Paxman, which has been helping patients deal with the adverse impact of cancer treatment, has won the Partnership with Academia Award for its research into “scalp cooling” with the University of Huddersfield. The two-year project presented innovative ways in which patient care could be improved, helping the efficacy of scalp cooling in order to prevent hair loss as a result of chemotherapy treatment.
Hair loss is considered by many as the most distressing aspect of cancer treatment in the way it impacts on everyday life. Scalp cooling is a process that helps reduce hair loss and in, in many cases, provide complete hair preservation.

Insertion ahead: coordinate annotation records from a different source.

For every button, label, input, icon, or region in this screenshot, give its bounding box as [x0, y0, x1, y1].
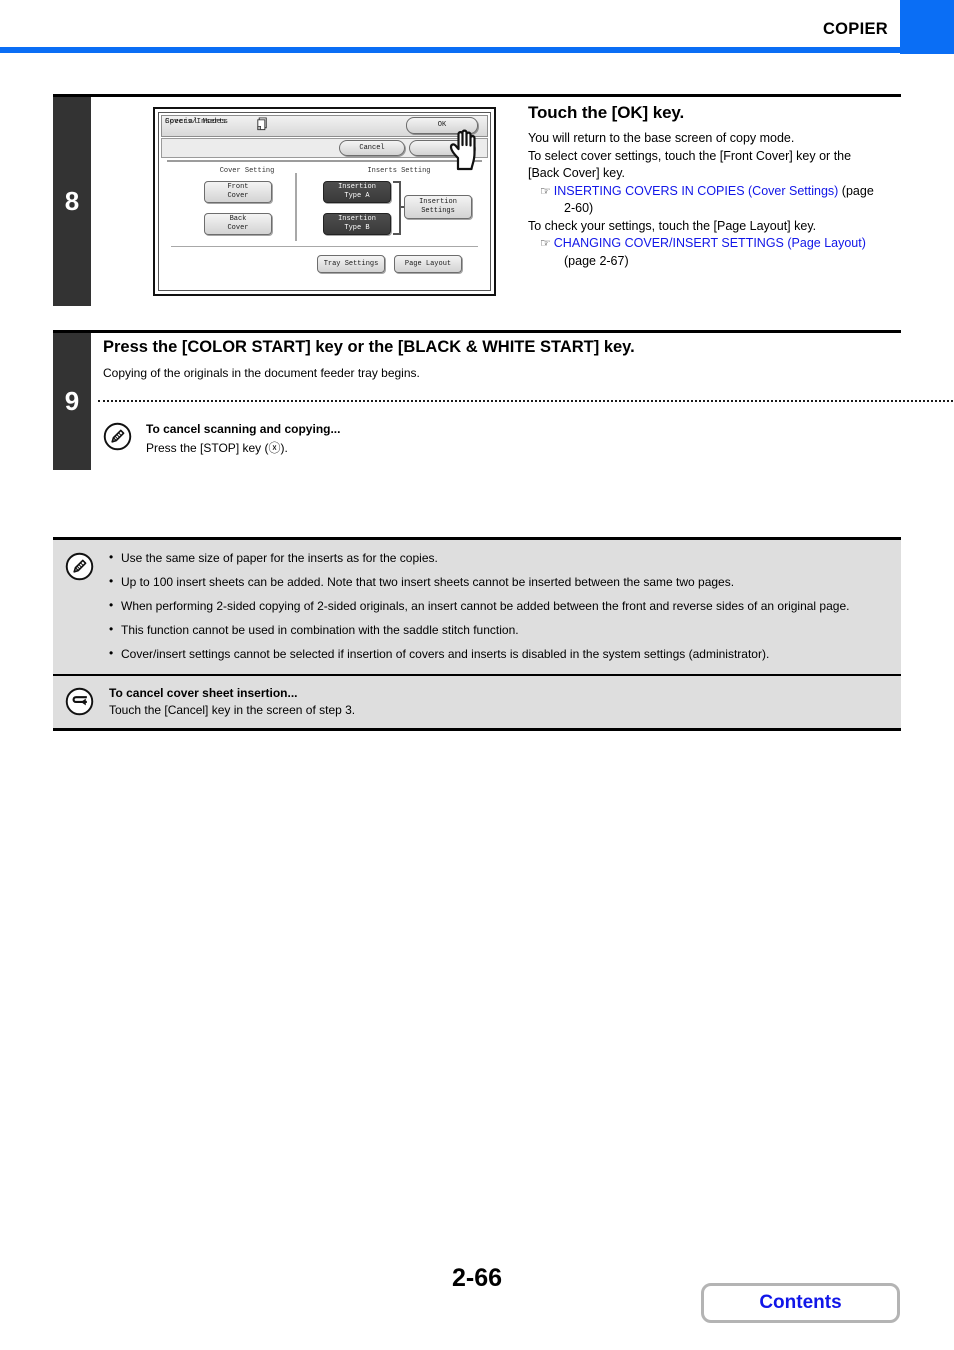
lcd-front-cover-button[interactable]: Front Cover	[204, 181, 272, 203]
step-9-number-badge: 9	[53, 333, 91, 470]
notes-bullet-list: Use the same size of paper for the inser…	[53, 549, 889, 662]
step-8-line-1: You will return to the base screen of co…	[528, 131, 795, 145]
step-8-body: Special Modes Covers/Inserts OK Cancel C…	[91, 97, 901, 306]
note-bullet: Cover/insert settings cannot be selected…	[109, 645, 879, 662]
pointing-finger-icon-2: ☞	[540, 236, 551, 250]
cancel-note-text: To cancel cover sheet insertion... Touch…	[53, 686, 889, 717]
step-9-note: To cancel scanning and copying... Press …	[146, 422, 846, 456]
notes-box-cancel-section: To cancel cover sheet insertion... Touch…	[53, 676, 901, 728]
step-9-heading: Press the [COLOR START] key or the [BLAC…	[103, 338, 635, 356]
step-8-reference-2-link[interactable]: CHANGING COVER/INSERT SETTINGS (Page Lay…	[554, 236, 866, 250]
step-8-reference-1-link[interactable]: INSERTING COVERS IN COPIES (Cover Settin…	[554, 184, 839, 198]
cancel-note-body: Touch the [Cancel] key in the screen of …	[109, 703, 356, 717]
lcd-vertical-divider	[295, 173, 297, 241]
lcd-grouping-bracket	[393, 181, 401, 235]
lcd-insertion-a-label-1: Insertion	[338, 183, 376, 191]
lcd-front-cover-label-1: Front	[227, 183, 249, 191]
note-bullet: Up to 100 insert sheets can be added. No…	[109, 573, 879, 590]
step-8-line-2: To select cover settings, touch the [Fro…	[528, 148, 852, 163]
lcd-insertion-settings-button[interactable]: Insertion Settings	[404, 195, 472, 219]
note-bullet: This function cannot be used in combinat…	[109, 621, 879, 638]
step-9-section: 9 Press the [COLOR START] key or the [BL…	[53, 330, 953, 470]
lcd-insertion-b-label-2: Type B	[344, 224, 370, 232]
step-8-reference-2-continuation: (page 2-67)	[564, 253, 629, 268]
return-arrow-icon	[65, 687, 94, 716]
pages-stack-icon	[257, 117, 267, 131]
step-9-note-body-after: ).	[280, 441, 288, 455]
lcd-back-cover-label-1: Back	[229, 215, 247, 223]
note-bullet: When performing 2-sided copying of 2-sid…	[109, 597, 879, 614]
pencil-note-icon	[65, 552, 94, 581]
lcd-ok-label: OK	[437, 121, 447, 129]
lcd-insertion-settings-label-1: Insertion	[419, 198, 457, 206]
step-8-number-badge: 8	[53, 97, 91, 306]
lcd-screen-illustration: Special Modes Covers/Inserts OK Cancel C…	[153, 107, 496, 296]
step-8-text-column: Touch the [OK] key. You will return to t…	[528, 103, 901, 270]
note-bullet: Use the same size of paper for the inser…	[109, 549, 879, 566]
contents-button-label: Contents	[759, 1292, 842, 1313]
stop-key-icon: ⓧ	[268, 441, 281, 455]
lcd-cancel-label: Cancel	[359, 143, 385, 152]
lcd-tray-settings-label: Tray Settings	[323, 259, 379, 268]
step-9-note-title: To cancel scanning and copying...	[146, 422, 341, 436]
notes-box: Use the same size of paper for the inser…	[53, 537, 901, 731]
step-9-note-body-before: Press the [STOP] key (	[146, 441, 269, 455]
pointing-finger-icon: ☞	[540, 183, 551, 198]
step-9-dotted-separator	[98, 400, 953, 402]
step-9-top-rule	[53, 330, 901, 333]
step-8-reference-1-suffix: (page	[838, 183, 874, 198]
lcd-tray-settings-button[interactable]: Tray Settings	[317, 255, 385, 273]
step-8-reference-2[interactable]: ☞ CHANGING COVER/INSERT SETTINGS (Page La…	[528, 235, 901, 270]
contents-button[interactable]: Contents	[701, 1283, 900, 1323]
header-accent-rule	[0, 47, 954, 53]
step-8-number: 8	[64, 186, 80, 216]
lcd-insertion-settings-label-2: Settings	[421, 207, 455, 215]
lcd-front-cover-label-2: Cover	[227, 192, 249, 200]
pencil-note-icon	[103, 422, 132, 451]
lcd-inserts-setting-label: Inserts Setting	[367, 167, 431, 175]
lcd-screen-inner: Special Modes Covers/Inserts OK Cancel C…	[158, 112, 491, 291]
step-9-subtext: Copying of the originals in the document…	[103, 366, 420, 380]
lcd-page-layout-button[interactable]: Page Layout	[394, 255, 462, 273]
lcd-insertion-type-a-button[interactable]: Insertion Type A	[323, 181, 391, 203]
lcd-back-cover-label-2: Cover	[227, 224, 249, 232]
lcd-subtitle-text: Covers/Inserts	[165, 118, 229, 126]
step-9-number: 9	[64, 386, 80, 416]
lcd-cancel-button[interactable]: Cancel	[339, 140, 405, 156]
step-8-section: 8 Special Modes Covers/Inserts OK Cancel…	[53, 94, 901, 309]
lcd-cover-setting-label: Cover Setting	[219, 167, 275, 175]
step-9-note-body: Press the [STOP] key (ⓧ).	[146, 439, 846, 456]
lcd-hairline-divider	[167, 160, 482, 162]
header-accent-tab	[900, 0, 954, 54]
cancel-note-title: To cancel cover sheet insertion...	[109, 686, 298, 700]
lcd-insertion-b-label-1: Insertion	[338, 215, 376, 223]
page-title: COPIER	[822, 20, 888, 38]
step-9-body: Press the [COLOR START] key or the [BLAC…	[103, 338, 901, 390]
step-8-reference-1-continuation: 2-60)	[564, 201, 594, 215]
step-8-heading: Touch the [OK] key.	[528, 103, 685, 122]
lcd-page-layout-label: Page Layout	[404, 259, 452, 268]
notes-box-bullets-section: Use the same size of paper for the inser…	[53, 540, 901, 676]
lcd-obscured-button[interactable]	[409, 140, 475, 156]
lcd-insertion-a-label-2: Type A	[344, 192, 370, 200]
step-8-mid-line: To check your settings, touch the [Page …	[528, 218, 817, 233]
step-8-reference-1[interactable]: ☞ INSERTING COVERS IN COPIES (Cover Setti…	[528, 183, 901, 218]
step-8-line-3: [Back Cover] key.	[528, 166, 626, 180]
page-header: COPIER	[0, 0, 954, 54]
lcd-back-cover-button[interactable]: Back Cover	[204, 213, 272, 235]
lcd-horizontal-divider	[171, 246, 478, 247]
lcd-ok-button[interactable]: OK	[406, 117, 478, 134]
lcd-insertion-type-b-button[interactable]: Insertion Type B	[323, 213, 391, 235]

The 24-month partnership between Paxman and academics at the University of Huddersfield’s Department of Biological Sciences sought to identify the ways in which the body reacts to scalp cooling in order to help patients hopefully keep their hair. The result of this work has been a reduction in scalp cooling times, therefore patients have to spend less time in hospital following treatment. This is not only beneficial to patients but has increased the number of people that can be seen each day.
The research has also had a wider impact on the medical community, notably enhancing the credibility of scalp cooling and helping reduce fears amongst clinicians about such treatment. The results of the work undertaken by Paxman and the University of Huddersfield have now been exhibited and discussed at exhibitions and conferences worldwide.
From a technological point of view, the most interesting aspect of the project is the introduction of a cooling cap system that better fits different head shapes and can be tailored to variables arising from ethnic requirements. Indeed, the latest model utilises 3D printing technology which is already paving the way for the mass production of silicone-based sheet technology. This new design has increased Paxman’s output from 200 to 2,000 caps per month, reducing costs along the way.
These efficiencies, which include increased production capacity and improved performance, will potentially help scalp cooling become a universal norm, contributing to a significant drop in cancer patients losing their hair during treatment.